Po sprawdzeniu wyników do odpo. zostaje wywołany Jaśko.

Pani cytując Jasia ze zdziwieniem trąconym lekkim przestrachem:
Jak podrosnę będę "Rockersem". Będę jeździł harley'em po wszystkich Tour'ach i Festiwalach Nama-Hatta, będę spijał najwyborniejsze varuni i nektary, palił mocne kadzidła i zaczepiał w tańcu najładniejsze bhaktinki.
Jaaaaaaaaasiu to ty chcesz być takim Rockersem????

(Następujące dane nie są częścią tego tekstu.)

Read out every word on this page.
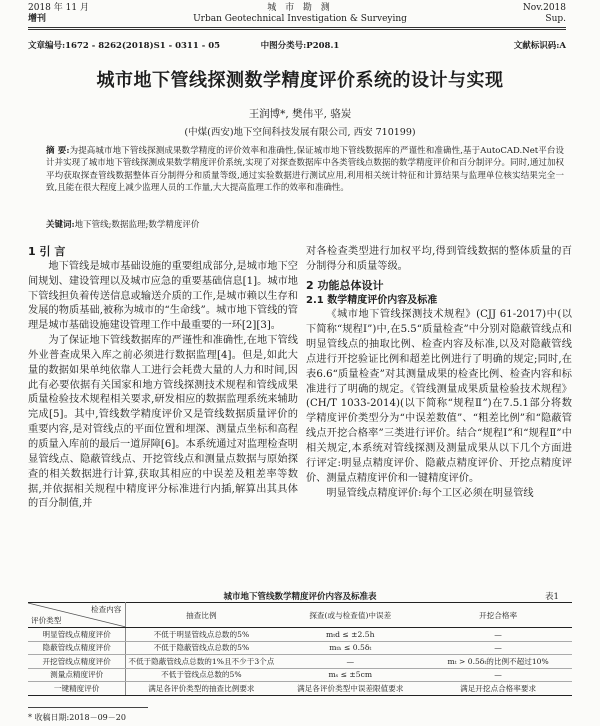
2018 年 11 月
增刊
城 市 勘 测
Urban Geotechnical Investigation & Surveying
Nov.2018
Sup.
文章编号:1672 - 8262(2018)S1 - 0311 - 05	中图分类号:P208.1	文献标识码:A
城市地下管线探测数学精度评价系统的设计与实现
王润博*, 樊伟平, 骆炭
(中煤(西安)地下空间科技发展有限公司, 西安 710199)
摘 要:为提高城市地下管线探测成果数学精度的评价效率和准确性,保证城市地下管线数据库的严谨性和准确性,基于AutoCAD.Net平台设计并实现了城市地下管线探测成果数学精度评价系统,实现了对探查数据库中各类管线点数据的数学精度评价和百分制评分。同时,通过加权平均获取探查管线数据整体百分制得分和质量等级,通过实验数据进行测试应用,利用相关统计特征和计算结果与监理单位核实结果完全一致,且能在很大程度上减少监理人员的工作量,大大提高监理工作的效率和准确性。
关键词:地下管线;数据监理;数学精度评价
1 引 言

地下管线是城市基础设施的重要组成部分,是城市地下空间规划、建设管理以及城市应急的重要基础信息[1]。城市地下管线担负着传送信息或输送介质的工作,是城市赖以生存和发展的物质基础,被称为城市的“生命线”。城市地下管线的管理是城市基础设施建设管理工作中最重要的一环[2][3]。

为了保证地下管线数据库的严谨性和准确性,在地下管线外业普查成果入库之前必须进行数据监理[4]。但是,如此大量的数据如果单纯依靠人工进行会耗费大量的人力和时间,因此有必要依据有关国家和地方管线探测技术规程和管线成果质量检验技术规程相关要求,研发相应的数据监理系统来辅助完成[5]。其中,管线数学精度评价又是管线数据质量评价的重要内容,是对管线点的平面位置和埋深、测量点坐标和高程的质量入库前的最后一道屏障[6]。本系统通过对监理检查明显管线点、隐蔽管线点、开挖管线点和测量点数据与原始探查的相关数据进行计算,获取其相应的中误差及粗差率等数据,并依据相关规程中精度评分标准进行内插,解算出其具体的百分制值,并

对各检查类型进行加权平均,得到管线数据的整体质量的百分制得分和质量等级。

2 功能总体设计
2.1 数学精度评价内容及标准

《城市地下管线探测技术规程》(CJJ 61-2017)中(以下简称“规程Ⅰ”)中,在5.5“质量检查”中分别对隐蔽管线点和明显管线点的抽取比例、检查内容及标准,以及对隐蔽管线点进行开挖验证比例和超差比例进行了明确的规定;同时,在表6.6“质量检查”对其测量成果的检查比例、检查内容和标准进行了明确的规定。《管线测量成果质量检验技术规程》(CH/T 1033-2014)(以下简称“规程Ⅱ”)在7.5.1部分将数学精度评价类型分为“中误差数值”、“粗差比例”和“隐蔽管线点开挖合格率”三类进行评价。结合“规程Ⅰ”和“规程Ⅱ”中相关规定,本系统对管线探测及测量成果从以下几个方面进行评定:明显点精度评价、隐蔽点精度评价、开挖点精度评价、测量点精度评价和一键精度评价。

明显管线点精度评价:每个工区必须在明显管线

城市地下管线数学精度评价内容及标准表	表1
检查内容
评价类型	抽查比例	探查(或与检查值)中误差	开挖合格率
明显管线点精度评价	不低于明显管线点总数的5%	mₜd ≤ ±2.5h	—
隐蔽管线点精度评价	不低于隐蔽管线点总数的5%	mₜₕ ≤ 0.5δₜ	—
开挖管线点精度评价	不低于隐蔽管线点总数的1%且不少于3个点	—	mₜ > 0.5δₜ的比例不超过10%
测量点精度评价	不低于管线点总数的5%	mₛ ≤ ±5cm	—
一键精度评价	满足各评价类型的抽查比例要求	满足各评价类型中误差限值要求	满足开挖点合格率要求
* 收稿日期:2018－09－20
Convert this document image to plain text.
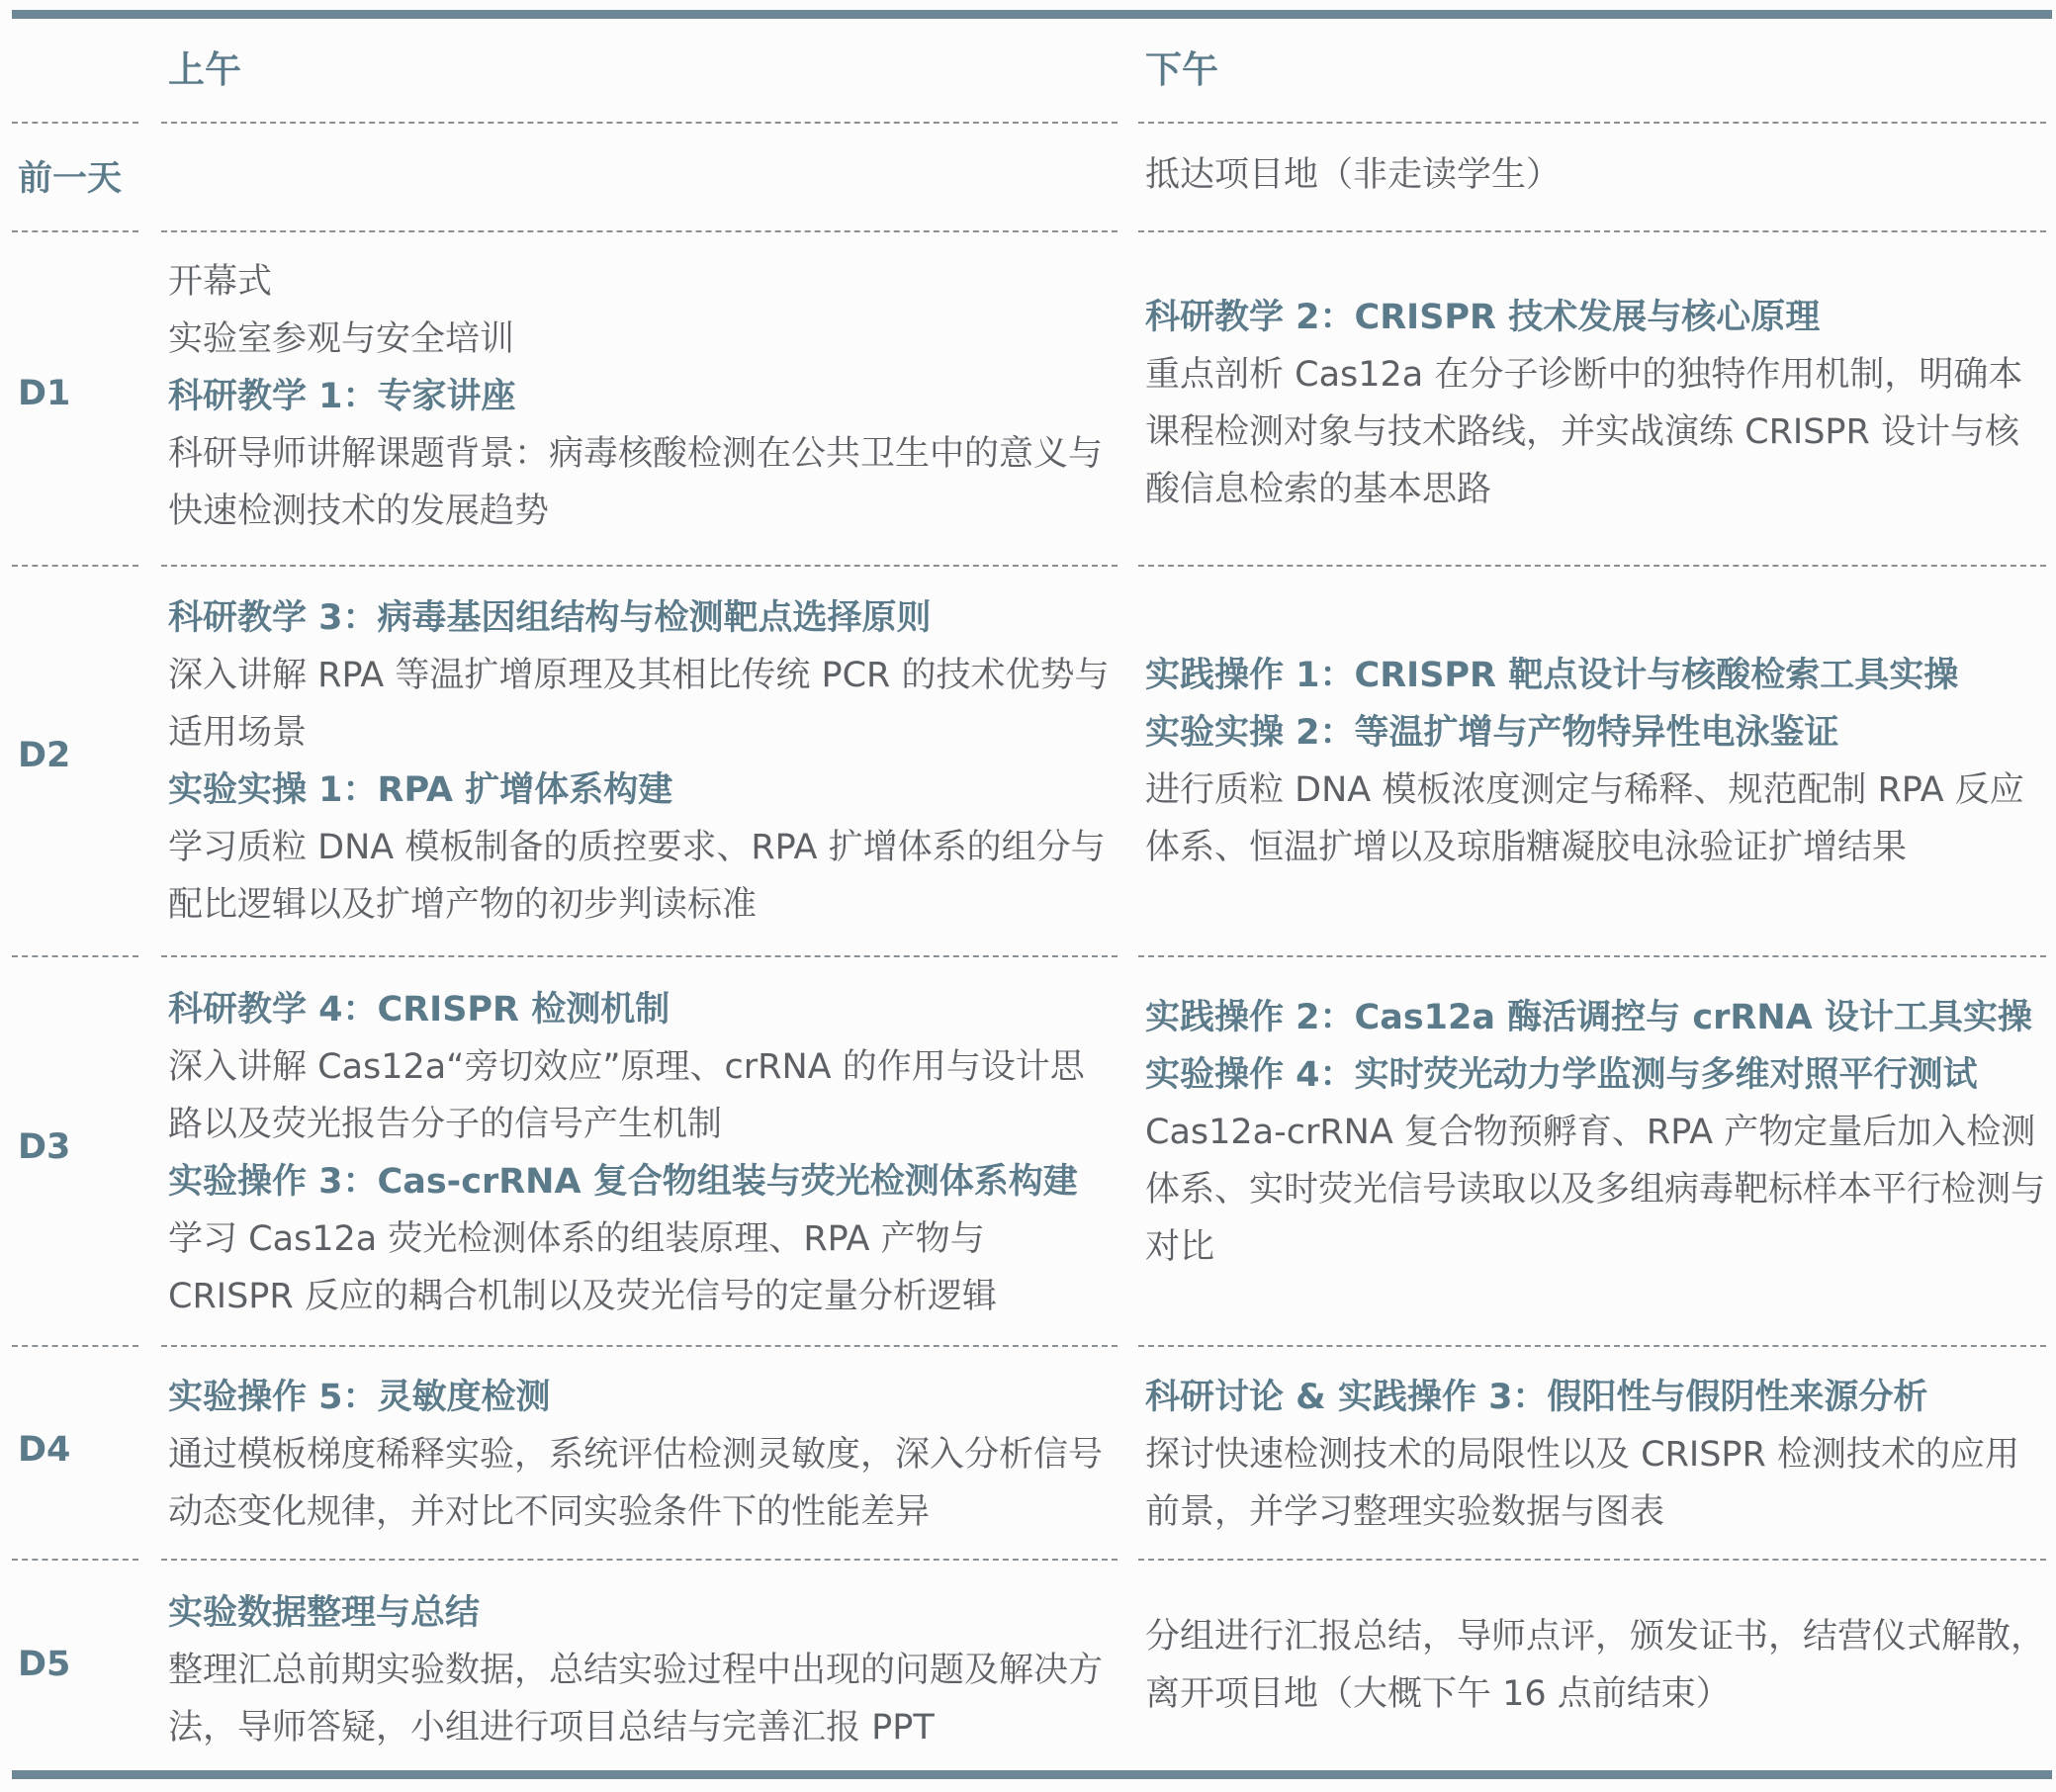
上午	下午
前一天	抵达项目地（非走读学生）
D1
开幕式
实验室参观与安全培训
科研教学 1：专家讲座
科研导师讲解课题背景：病毒核酸检测在公共卫生中的意义与快速检测技术的发展趋势
科研教学 2：CRISPR 技术发展与核心原理
重点剖析 Cas12a 在分子诊断中的独特作用机制，明确本课程检测对象与技术路线，并实战演练 CRISPR 设计与核酸信息检索的基本思路
D2
科研教学 3：病毒基因组结构与检测靶点选择原则
深入讲解 RPA 等温扩增原理及其相比传统 PCR 的技术优势与适用场景
实验实操 1：RPA 扩增体系构建
学习质粒 DNA 模板制备的质控要求、RPA 扩增体系的组分与配比逻辑以及扩增产物的初步判读标准
实践操作 1：CRISPR 靶点设计与核酸检索工具实操
实验实操 2：等温扩增与产物特异性电泳鉴证
进行质粒 DNA 模板浓度测定与稀释、规范配制 RPA 反应体系、恒温扩增以及琼脂糖凝胶电泳验证扩增结果
D3
科研教学 4：CRISPR 检测机制
深入讲解 Cas12a“旁切效应”原理、crRNA 的作用与设计思路以及荧光报告分子的信号产生机制
实验操作 3：Cas-crRNA 复合物组装与荧光检测体系构建
学习 Cas12a 荧光检测体系的组装原理、RPA 产物与 CRISPR 反应的耦合机制以及荧光信号的定量分析逻辑
实践操作 2：Cas12a 酶活调控与 crRNA 设计工具实操
实验操作 4：实时荧光动力学监测与多维对照平行测试
Cas12a-crRNA 复合物预孵育、RPA 产物定量后加入检测体系、实时荧光信号读取以及多组病毒靶标样本平行检测与对比
D4
实验操作 5：灵敏度检测
通过模板梯度稀释实验，系统评估检测灵敏度，深入分析信号动态变化规律，并对比不同实验条件下的性能差异
科研讨论 & 实践操作 3：假阳性与假阴性来源分析
探讨快速检测技术的局限性以及 CRISPR 检测技术的应用前景，并学习整理实验数据与图表
D5
实验数据整理与总结
整理汇总前期实验数据，总结实验过程中出现的问题及解决方法，导师答疑，小组进行项目总结与完善汇报 PPT
分组进行汇报总结，导师点评，颁发证书，结营仪式解散，离开项目地（大概下午 16 点前结束）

A Jasiu :oops: (lekko zawstydzony) mówi tak:
Nieee, ja bym chciał być tylko takim małym rockes'ikiem - jeździć rowelkiem, pić z butelki mleczko i śpiewać Hare Kryszna ;)

: 28 sie 2009, 08:14
autor: John
A ja słyszałem coś takiego:

Co to jest nic ?
Pół litra na dwóch...

: 11 wrz 2009, 20:22
autor: przemasura
Tym razem z życia wzięte. Jesteśmy na spacerze z dawno nie widzianym znajomym. W pewnym momencie córka go pyta , czy ma w domu jakies zwierzę. Znajomy potwierdza.
-"Ale jakie?" - córka nie daje za wygraną.
-"Drapieżne"
-"Pies?"
-"Nie"
-"Kot?"
-"Nie"
-"Wąż?"
-"Nie"
-"Jakiś ptak?"
-"Nie"
-"No to jakie ? Takie co zyją na wolności, czy pokojowe?"
-"Hm... nie wiem, jak odpowiedziec, żeby nie obrazic swojej zony..."
:mrgreen:

Re: Dowcip

: 21 sty 2012, 21:08
autor: trigi
- Houston, Houston! Mamy problem! Rosjanie byli przed nami. Malują Księżyc na czerwono !!!
Co robić?
- Czekać.
- Już po wszystkim. Pomalowali cały księżyc i odlecieli. Wracamy?
- Nie! Lądować i napisać : "Coca-Cola".

Re: Dowcip

: 22 sty 2012, 20:29
autor: trigi
Organizowane są przejażdżki łodzią po jeziorze Genezaret. Bilet kosztuje 500 dolarów.
- To strasznie dużo - dziwi sie zbulwersowany turysta.
- Owszem, ale to przecież po tym jeziorze Jezus piechotą chodził!
- Nie dziwię się, przy takich cenach!